"Grease," the musical about the 1950s that opened on Broadway in the early 1970s, became a worldwide sensation, spawning a film version starring John Travolta and Olivia Newton John. Since then, the show has become a popular choice for high school drama clubs and community theatre productions. If you're planning to attend an open call audition for an upcoming production, make sure to polish your script reading, singing and dancing skills.
You should always arrive at an audition for a musical production with a prepared song. Find out from the director or auditioners in advance whether they prefer you sing something from "Grease" or another musical. You should prepare both an "up-tempo" song and a ballad. This way you'll show how well you can carry a fast-paced tune as well as a more lyrical number. For guys choosing a song from "Grease," try "Beauty School Dropout." Girls should consider "Look at Me, I'm Sandra Dee." If you're auditioning for the leads and want to consider songs from other musicals, those audtioning for Sandy should look at anything sung by Laurey from "Oklahoma," while those auditioning for Danny could have fun with an Elvis tune.
You probably won't be asked to present a prepared monologue for a "Grease" audition, but you will be asked read from the script. You could also watch a recording of the Broadway show or the movie version to get some tips on the characters. Make sure that you know the story and the characters when you show up to audition. When you are given a scene to read and a scene partner to read with, make sure that you take some time to read through the scene before you present it to the auditioners. Make bold choices that demonstrate the character (for example, pretend to chew a big wad of gum, if you're reading for Rizzo) and speak clearly and with a strong, generous vocal quality.

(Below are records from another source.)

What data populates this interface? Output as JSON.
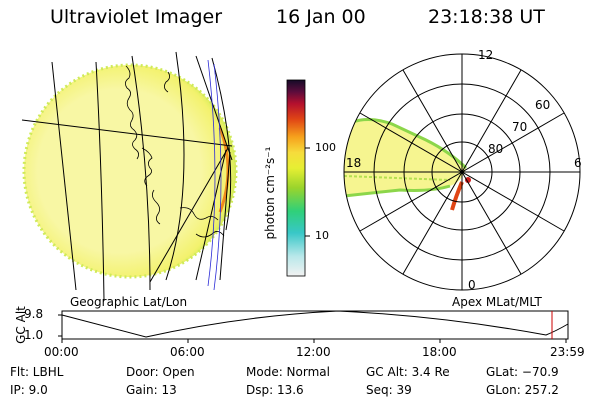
{
  "header": {
    "instrument": "Ultraviolet Imager",
    "date": "16 Jan 00",
    "time": "23:18:38 UT"
  },
  "colorbar": {
    "unit_label": "photon cm⁻²s⁻¹",
    "tick_labels": [
      "100",
      "10"
    ]
  },
  "left_panel": {
    "caption": "Geographic Lat/Lon"
  },
  "polar_plot": {
    "caption": "Apex MLat/MLT",
    "mlt_labels": {
      "top": "12",
      "left": "18",
      "right": "6",
      "bottom": "0"
    },
    "lat_labels": [
      "60",
      "70",
      "80"
    ]
  },
  "altitude_plot": {
    "axis_label": "GC Alt",
    "y_ticks": [
      "9.8",
      "1.0"
    ],
    "x_ticks": [
      "00:00",
      "06:00",
      "12:00",
      "18:00",
      "23:59"
    ]
  },
  "info": {
    "flt": "Flt: LBHL",
    "ip": "IP:  9.0",
    "door": "Door: Open",
    "gain": "Gain: 13",
    "mode": "Mode: Normal",
    "dsp": "Dsp:    13.6",
    "gc_alt": "GC Alt: 3.4 Re",
    "seq": "Seq: 39",
    "glat": "GLat: −70.9",
    "glon": "GLon: 257.2"
  },
  "colors": {
    "background": "#ffffff",
    "aurora_yellow": "#f6f590",
    "aurora_edge_green": "#8cd64a",
    "aurora_hot_red": "#d11b1b",
    "marker_red": "#cc0000"
  }
}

Prepare for the dance combination that you'll be taught at auditions by previewing the dance numbers from the movie or Broadway versions of "Grease." You might also practice some traditional couples' dances from the 1950s, in preparation for the audition. Wear an outfit to auditions that allows you to move freely, and bring along some character shoes or jazz shoes to wear for the dance portion of the audition. You will probably learn a dance combination from the show's choreographer and then present it in a group to the auditioners. Try to find a place on the front row when you dance for the auditioners, so that you can show off your dance skills without being hidden in the back.
If you are invited to callbacks (the next audition after an open call), pay close attention to what you are asked to do to prepare. Often, you will be called back to read and sing for one particular character, so prepare a song that character sings in "Grease" and arrive at callbacks dressed in a way that is similar to the way you see this character's costuming. For example, choose a sweater set and knee-length full, loose skirt for Sandy or a leather jacket and jeans for Danny. Consider character touches (for example "tough guy" gestures for Danny and a more shy and innocent demeanour for Sandy) that you can add to any scene reading you are asked to do.